Seit einiger Zeit mischt nun auch noch die schwedische Kette Smarteyes mit. In der Kronprinzstraße hatte der Filialist zweieinhalb Jahre eine Filiale. Vor Kurzem folgte der Umzug in die Hirschstraße 16. Mehr noch: Hier ist von nun an auch der Deutschland-Sitz des Unternehmens. Von Stuttgart aus will die Kette den deutschen Markt erobern. Bisher gibt es neun Standorte in Deutschland. „Aber Stuttgart ist der erfolgreichste, hier haben wir die größten Stückzahlen“, sagt Smarteyes-Managerin Daniela Schmidt.

Der Erfolg der Schweden, die ein H & M der Optikerbranche werden wollen, ist der Stuttgarter Konkurrenz nicht verborgen geblieben. Jörg Eberhardt, Geschäftsführer bei Apollo-Optik in der Königstraße, meint allerdings: „Bisher haben wir die Konkurrenz von Smarteyes nicht gespürt. Aber wir werden den Markt weiterhin gut beobachten.“ Aus der Zentrale von Pro Optik hört man: „Wir haben seit 16 Jahren in Stuttgart schon viel kommen und gehen sehen.
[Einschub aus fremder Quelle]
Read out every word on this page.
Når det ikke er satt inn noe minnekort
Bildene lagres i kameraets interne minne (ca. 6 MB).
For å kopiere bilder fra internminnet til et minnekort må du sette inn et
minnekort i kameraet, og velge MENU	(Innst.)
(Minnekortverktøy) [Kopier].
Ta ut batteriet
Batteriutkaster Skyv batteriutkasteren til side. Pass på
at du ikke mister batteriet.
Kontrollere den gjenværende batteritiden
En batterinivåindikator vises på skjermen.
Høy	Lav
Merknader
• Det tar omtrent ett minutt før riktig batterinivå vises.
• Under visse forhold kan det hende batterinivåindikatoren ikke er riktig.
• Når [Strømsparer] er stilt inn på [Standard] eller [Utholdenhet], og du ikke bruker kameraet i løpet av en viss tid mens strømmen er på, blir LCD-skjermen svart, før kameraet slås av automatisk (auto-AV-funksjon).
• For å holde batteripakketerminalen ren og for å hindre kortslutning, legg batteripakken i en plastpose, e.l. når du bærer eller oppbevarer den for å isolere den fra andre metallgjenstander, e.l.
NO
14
Aber natürlich ist der Markt alles andere als einfach.“ Auch Fielmann wappnet sich. Am 24. Januar eröffnet der Filialist nach einem Umbau auf der Königstraße neu. „Fielmann schätzt den Wettbewerb. Dem Kunden bieten sich so noch mehr Möglichkeiten zum Vergleich. Fielmann ist zuversichtlich, seine Marktposition auszubauen“, sagt Unternehmenssprecher Matthias Branahl.

„Aldi und Lidl sind für Feinkost Böhm auch keine Konkurrenz. Mir schlottern nicht die Knie“

So weit die Reaktion des größten deutschen Optikers. Aber wie reagieren die kleinen, inhabergeführten Betriebe in der Stadt auf die veränderte Situation? Norbert Burger, Inhaber von Früngel und Ulmer in der Calwer Straße, nimmt die Konkurrenz durch die Schweden gelassen hin. Er rechnet nicht damit, dass sich der verschärfte Wettbewerb auf das Geschäft der Familienbetriebe auswirkt: „Aldi und Lidl sind für Feinkost Böhm schließlich auch keine Konkurrenz. Mir schlottern nicht die Knie.“ Aber im unteren Preissegment erwartet Burger einen Verdrängungswettbewerb.

Binder-Chef Helmut Baur nimmt die Sache jedenfalls ernst. Auch wenn er davon ausgeht, dass es bei einer Smarteyes-Filiale in der Stadt bleiben wird. Nach seinen Informationen habe sich die schwedische Kette sogar verkleinert: „Von 250 Quadratmetern in der Kronprinzstraße zu 18.450 Euro Monatsmiete zuzüglich Nebenkosten in wesentlich günstigere Ladenräume in der Hirschstraße mit 125 Quadratmetern.“ Insgesamt glaubt er nicht, dass sich die Positionen auf dem Stuttgarter Markt durch Smarteyes wesentlich verändere. Binder wolle sich zudem nicht „über Preisdumping definieren, sondern über Servicequalität und Beratung zu günstigen Preisen“.

Verbraucher in Stuttgart dürfte noch stärker vom Konkurrenz- und Preiskampf der Optiker profitieren

Gleichwohl verfolgt Baur mit Interesse das Geschäftsmodell der Schweden. „Die lassen Fassungen für drei Euro und billige Gläser in China und Thailand produzieren. Dann werden die Brillen per Luftpost hierher geschickt“, erklärt Baur. Smarteyes-Managerin Schmidt kontert: „Das machen andere in der Branche auch so.“ Dabei heraus kämen aber bei ihrer Firma günstige Komplettangebote, die alle Sehstärken beinhalten.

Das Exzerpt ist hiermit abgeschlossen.